Соломон Волков: Вам не кажется, что он был настоящим русским анархистом по своей сути?

Александр Генис: Хиппи он был в первую очередь, просто хиппи. А ведь хиппи и есть русский анархист.

Соломон Волков: Он был при этом достаточно, по современным меркам, политически не корректным человеком, и в качестве образца (в данный момент) не вполне политически корректной, довольно мизогинистской песни я хочу привести его знаменитую „Орландину”, которую я причислил бы к шедеврам Хвостенко».

Александр Генис. Контакт. — «Новая газета», 2011, № 115, 14 октября.

«Всему хорошему в СССР меня научили братья Стругацкие. Я их читал, сколько себя помню, не переставая любить, но за разное. Ребенком они мне нравились, потому что обещали светлое будущее. Когда я вырос, мы вместе с авторами перестали в него верить. Сейчас я их люблю за то, что светлое будущее все-таки было».

«Мощность исходящего от них импульса нельзя переоценить, потому что они в одиночку, если так можно сказать о братьях, оправдывали основополагающий миф отравившего нас режима. Стругацкие вернули смысл марксистской утопии. Как последняя вспышка перегоревшей лампочки, их фантастика воплотила полузабытый тезис о счастливом труде. Пока другие шестидесятники смотрели назад — на „комиссаров в пыльных шлемах” (Окуджава), вбок — „коммунизм надо строить не в камнях, а в людях” (Солженицын) или снизу — „уберите Ленина с денег” (Вознесенский), Стругацкие глядели в корень, хотя он и рос из будущего. Их символом веры был труд — беззаветный и бескорыстный субботник, превращающий будни в рай, обывателя — в коммунара, полуживотное — в полубога».

Евгений Добренко. Найдено в переводе: рождение советской многонациональной литературы из смерти автора. — «Неприкосновенный запас», 2011, № 4 (78) <http://magazines.russ.ru/nz>.

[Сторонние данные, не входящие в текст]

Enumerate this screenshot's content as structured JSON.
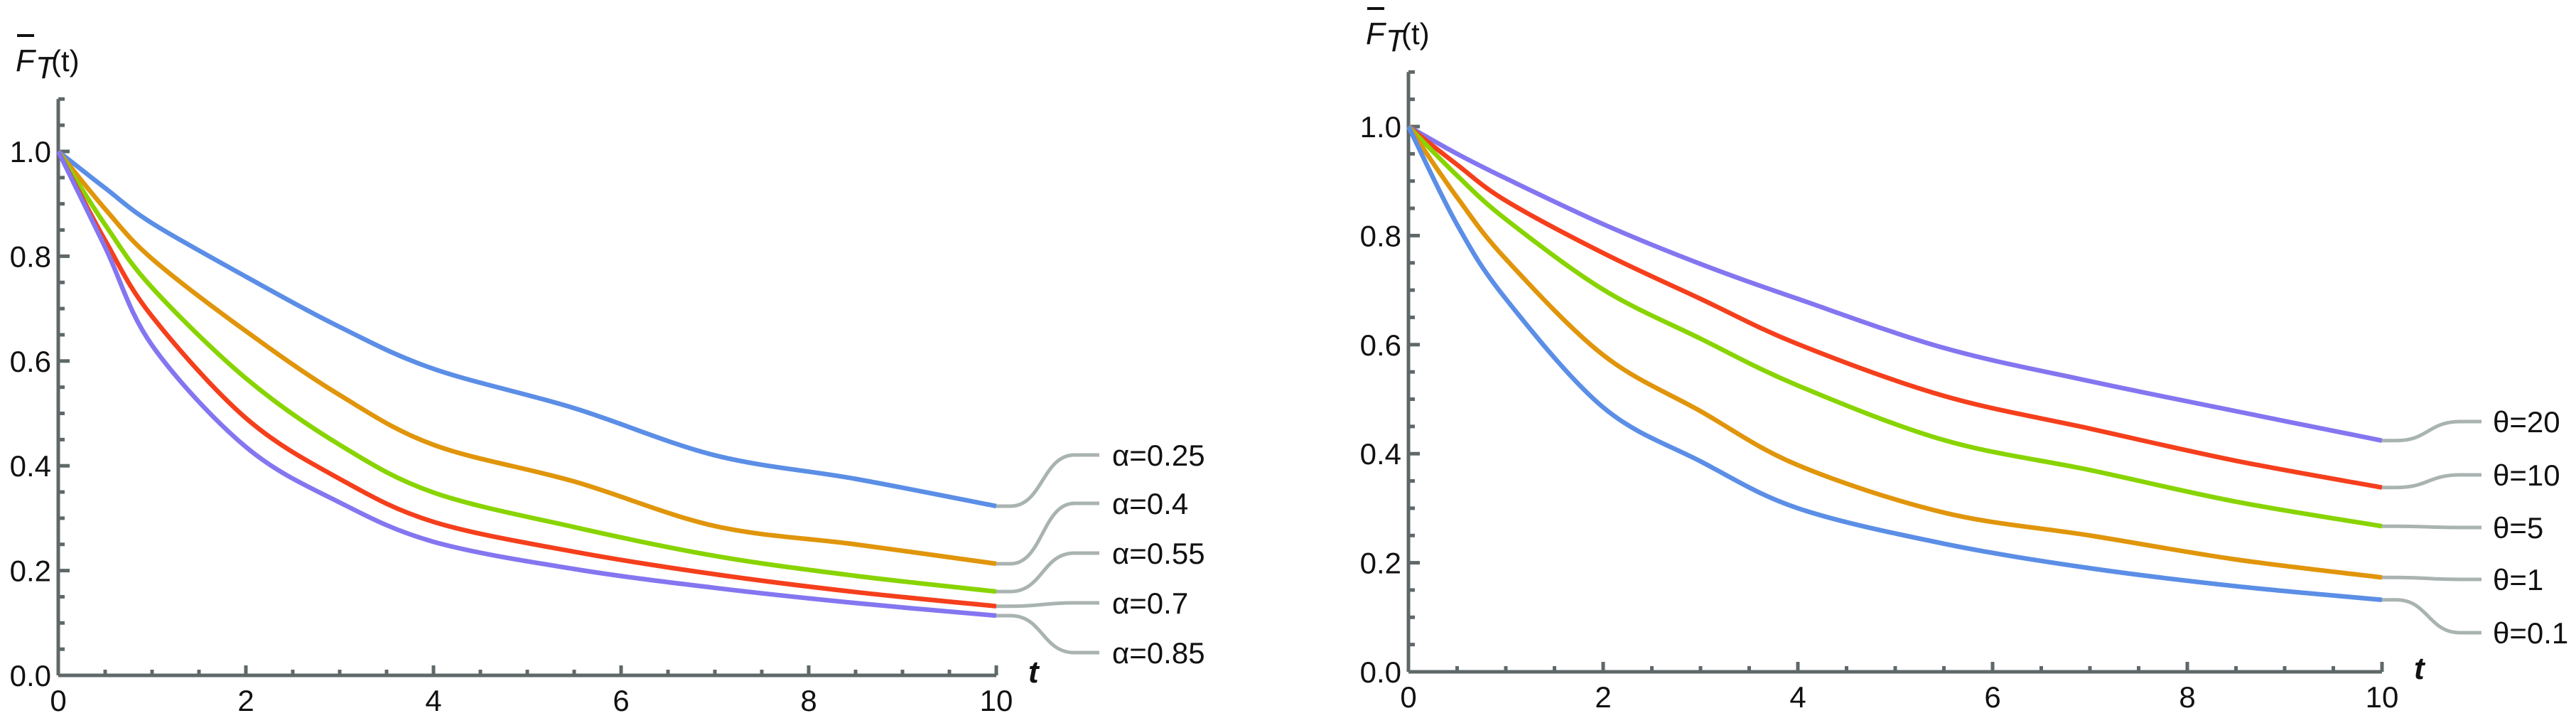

«В 1920-е годы, борясь с конвенциальной литературой, лефовцы говорили об угрозе „красного реставраторства”. „Василий Андреевич Жуковский надвигается на советскую современность как нечто глубоко закономерное, я бы сказал — неотвратимое и фатальное”, — писал Виктор Перцов. Перцов связывал с основоположником русского романтизма „контрреволюцию формы”, с которой боролись лефовцы. Однако в 1930-е годы проблема была не только в форме, но в самой модели авторского поведения. Русская литература не могла вернуться в допушкинскую эпоху, поскольку имела опыт персонализма и модернизма, прошла через эпоху Просвещения, тогда как литературы Востока, к которым прямо апеллировала сталинская поэзия 1930-х, не должны были испытывать комплексов подобного рода: Новое время там не наступило, само это понятие было для „восточной традиции” (какой она конструировалась в сталинской России) просто не релевантно. Если бы Перцов знал, что придет на смену 1920-м годам, он вспомнил бы не Жуковского, но какого-нибудь придворного поэта восточного сатрапа».

«Конструируемый в советской культуре „Восток”, несомненно, влиял на русскую литературу. Разумеется, это был „Восток”, русской же культурой сконструированный: слагавший песни о Сталине, столетний Джамбул был продуктом не столько казахской, сколько русской культуры, поскольку в ней он был создан („переведен”) и в ней функционировал. „Восток” входил в русскую литературу через стилистику, но вводил в нее особого рода политическую культуру. Парадокс сталинизма состоял в том, что русская революция, прошедшая под знаменем марксизма и просвещения, породила глубоко ретроградную культуру, для которой „восточная стилистика” оказалась наиболее адекватным оформлением».

Александр Иванов. Кризис мейнстрима. Беседовала Елена Кужель. — «Рабкор.Ру», 2011, 23 октября <http://www.rabkor.ru>.

«Критическое мышление действительно востребовано. Скепсис является общим умонастроением времени. Все скептичны по отношению ко всему: по отношению к прогнозам будущего, образам товарного фетишизма и т. д. Поэтому любая форма разоблачения, любая форма подозрительности сейчас крайне востребована. В этом смысле востребован и создатель этого метода тотальной подозрительности, а именно Маркс. Ведь он был одним из первых, кто начал практиковать интеллектуальную стратегию тотальной подозрительности. У Маркса была социальная онтология, выраженная в „Капитале”, где он писал, что на поверхности общественной жизни люди поступают, не сообразуясь с доводами своего сознания, оставаясь на уровне некоего экономического автоматизма действия. Маркс настаивает на том, что мы живем в мире, где любые социальные основания организованы искусственным образом, через искусственные механизмы производства. То есть любая подлинность является сделанной подлинностью. В этом смысле апелляция к подлинности как к чему-то естественному и данному природой невозможна. Для Маркса естественность и природность являются искусственно сконструированными данностями. Его практика подозрительности заключается в том, чтобы идти от естественности или псевдоестественности любого социального объекта к его подлинной искусственности, подлинной заданности через систему исторически сменяемых производственных отношений и типов технологий. Эта социальная метафизика Маркса сейчас невероятно востребована».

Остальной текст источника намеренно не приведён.